# Mexican Senate Data

## Importing necessary libraries

In [1]:
# importing required modules
import requests
import pandas as pd
import seaborn as sns
from bs4 import BeautifulSoup
import numpy as np
from lxml import etree
import re
from selenium import webdriver
import time

## Senator Database, Exports to CSV in data folder.

### Importing senator table

In [2]:
def get_senators():
    senators_url = 'https://www.senado.gob.mx/65/datosAbiertos/senadoresDatosAb.json'
    senators_json = requests.get(senators_url).json()
    senators = pd.DataFrame.from_dict(senators_json)
    senators = senators.rename(columns={"idSenador": "senator_id"})
    return senators

In [3]:
senators = get_senators()

In [4]:
#Creating a field that includes first and last names to join with initiatives+proposals table.
senators["senadores"] = senators["Nombre"].str.strip()+" "+senators["Apellidos"].str.strip()

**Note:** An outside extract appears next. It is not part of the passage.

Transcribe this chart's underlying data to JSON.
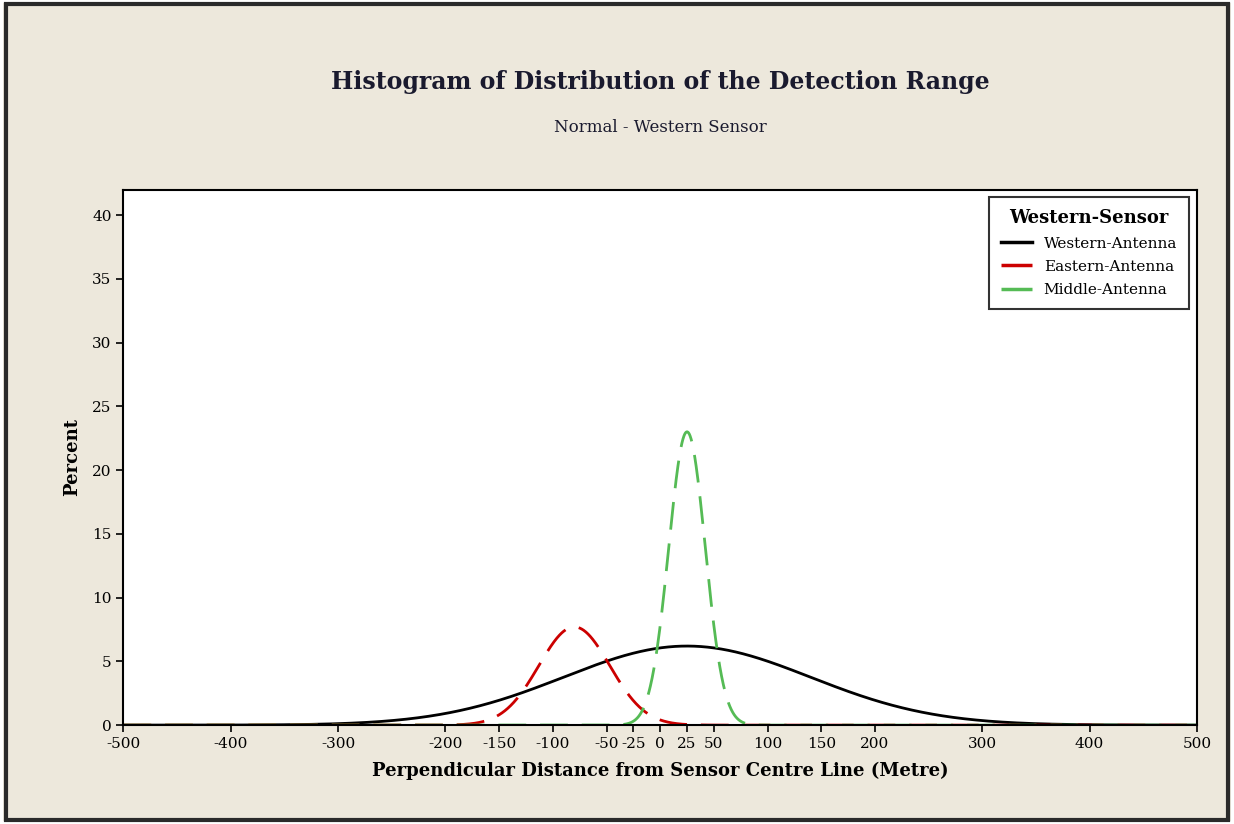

### Importing attendance data and adding to senator table

In [5]:
def get_senator_attendance():
    
    senators = get_senators()
    
    senator_ids = senators["senator_id"].tolist()
    
    senator_attendance = pd.DataFrame()
    senator_attendance["senator_id"] = ""
    senator_attendance["session_date"] = ""
    senator_attendance["attendance_record"] = ""

    counter = 0
    for sen in senator_ids:
        url = f'https://www.senado.gob.mx/65/asistencias/{sen}#info'
        html = requests.get(url)
        content = BeautifulSoup(html.text, 'html.parser')
        content_x = etree.HTML(str(content))
        dates = content_x.xpath('//*[@id="imPage"]/div[7]/div[2]/div/div[2]/section/div/div/table/tbody//a')
        att_records = content_x.xpath('//*[@id="imPage"]/div[7]/div[2]/div/div[2]/section/div/div/table/tbody//strong')
        for i in range(len(dates)):
            senator_attendance.at[i+counter, 'senator_id'] = sen
            senator_attendance.at[i+counter, 'session_date'] = dates[i].text
            senator_attendance.at[i+counter, 'attendance_record'] = att_records[i].text
        counter += len(dates)

    senator_attendance["attendance_score"] = senator_attendance["attendance_record"].copy()
    senator_attendance["attendance_score"] = senator_attendance["attendance_score"].map(lambda x: 1 if x == "Asistencia" else 0)
    senator_attendance = pd.merge(senator_attendance, senators[['senator_id','Fraccion', 'Estado', 'Apellidos', 'Nombre', 'tipoEleccion']], on='senator_id', how='left')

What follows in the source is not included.